Wilma looks up from watering her flowers and smiles. This is the way life was meant to be. This is home, family, a boy and his father bonding over sports, instead of Burning Crusade.

Will says, “Did you see where the Astros were offsides in the fourth inning?”

Oh, oh. That doesn’t sound right.

You throw a wobbly facsimile of a pass, which falls a yard short of Will’s feet. “Yep, and holding in right field.”

“Did you see where the Dolphins traded Wilson for McGill?” says Will.

After another fifteen minutes of PGST (Pretty Good Sports Talk) and tossing the football with joyful cries of, “Nice catch!” or “Great pass!” You add a few immortal sports bromides like Roger Staubach’s “There are no traffic jams along the extra mile,” or “There’s no elevator to success, son. You’ve got to take the stairs.”

At this point, Wilma is just beaming with pride. She turns off the hose and starts to go inside. You give the signal and Will makes his move.

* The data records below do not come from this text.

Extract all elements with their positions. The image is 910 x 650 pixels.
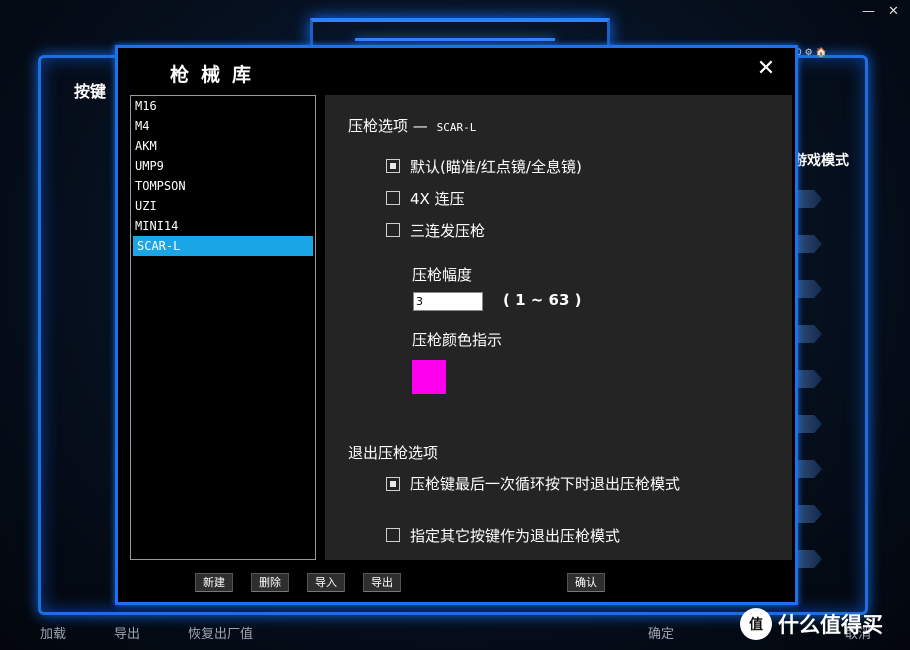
option-4x-scope[interactable]: 4X 连压	[386, 188, 465, 209]
new-button[interactable]: 新建	[195, 573, 233, 592]
weapon-list-item[interactable]: UMP9	[131, 156, 315, 176]
weapon-list-item[interactable]: M16	[131, 96, 315, 116]
weapon-list[interactable]: M16 M4 AKM UMP9 TOMPSON UZI MINI14 SCAR-…	[130, 95, 316, 560]
weapon-list-item[interactable]: M4	[131, 116, 315, 136]
checkbox[interactable]	[386, 223, 400, 237]
exit-option-last-cycle[interactable]: 压枪键最后一次循环按下时退出压枪模式	[386, 474, 716, 494]
option-label: 默认(瞄准/红点镜/全息镜)	[410, 158, 582, 176]
restore-defaults-button[interactable]: 恢复出厂值	[188, 623, 253, 642]
amplitude-input[interactable]	[413, 292, 483, 311]
background-top-icons: 0 ⚙ 🏠	[796, 48, 827, 58]
exit-section-title: 退出压枪选项	[348, 444, 439, 462]
amplitude-range: ( 1 ~ 63 )	[503, 291, 582, 309]
export-button[interactable]: 导出	[363, 573, 401, 592]
option-label: 压枪键最后一次循环按下时退出压枪模式	[410, 475, 681, 493]
weapon-list-item-selected[interactable]: SCAR-L	[133, 236, 313, 256]
weapon-list-item[interactable]: MINI14	[131, 216, 315, 236]
checkbox[interactable]	[386, 159, 400, 173]
exit-option-custom-key[interactable]: 指定其它按键作为退出压枪模式	[386, 525, 620, 546]
amplitude-label: 压枪幅度	[412, 266, 473, 284]
weapon-list-item[interactable]: AKM	[131, 136, 315, 156]
recoil-section-title: 压枪选项 — SCAR-L	[348, 115, 476, 136]
recoil-options-panel: 压枪选项 — SCAR-L 默认(瞄准/红点镜/全息镜) 4X 连压 三连发压枪…	[325, 95, 792, 560]
weapon-list-item[interactable]: UZI	[131, 196, 315, 216]
checkbox[interactable]	[386, 191, 400, 205]
option-label: 三连发压枪	[410, 222, 486, 240]
ok-button[interactable]: 确定	[648, 623, 674, 642]
color-indicator-label: 压枪颜色指示	[412, 331, 503, 349]
option-label: 指定其它按键作为退出压枪模式	[410, 527, 621, 545]
option-label: 4X 连压	[410, 190, 465, 208]
watermark-logo: 值	[740, 608, 772, 640]
dialog-title: 枪械库	[170, 64, 264, 86]
minimize-button[interactable]: —	[862, 4, 875, 19]
export-config-button[interactable]: 导出	[114, 623, 140, 642]
watermark-text: 什么值得买	[778, 613, 883, 637]
color-swatch[interactable]	[412, 360, 446, 394]
checkbox[interactable]	[386, 477, 400, 491]
background-frame-top	[310, 18, 610, 48]
weapon-list-item[interactable]: TOMPSON	[131, 176, 315, 196]
dialog-close-button[interactable]: ✕	[755, 58, 777, 80]
load-button[interactable]: 加载	[40, 623, 66, 642]
recoil-section-weapon: SCAR-L	[436, 121, 477, 134]
confirm-button[interactable]: 确认	[567, 573, 605, 592]
close-window-button[interactable]: ✕	[888, 4, 899, 19]
checkbox[interactable]	[386, 528, 400, 542]
recoil-section-dash: —	[412, 117, 428, 135]
option-default-scope[interactable]: 默认(瞄准/红点镜/全息镜)	[386, 156, 582, 177]
import-button[interactable]: 导入	[307, 573, 345, 592]
background-mode-label: 游戏模式	[793, 153, 849, 169]
weapon-library-dialog: 枪械库 ✕ M16 M4 AKM UMP9 TOMPSON UZI MINI14…	[115, 45, 798, 605]
option-triple-burst[interactable]: 三连发压枪	[386, 220, 485, 241]
delete-button[interactable]: 删除	[251, 573, 289, 592]
recoil-section-label: 压枪选项	[348, 117, 409, 135]
watermark: 值 什么值得买	[740, 606, 883, 642]
background-title: 按键	[74, 82, 107, 101]
background-glow-line	[355, 38, 555, 41]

“You know what, Mom? I’m really loving football. I’m thinking about skipping soccer tryouts and going out for football in the fall, instead.”

You hold your breath.

You cry, “Go long!”

Will heads out for a deep pass. You fire one and, by some miracle, Will catches it. Nice!

“Well,” says Wilma, “All right. I guess we’ll wait for football in the fall, then.”

Whew! You and Will both check your watches. It’s 10:35 Server time.

The raid starts in twenty-five minutes.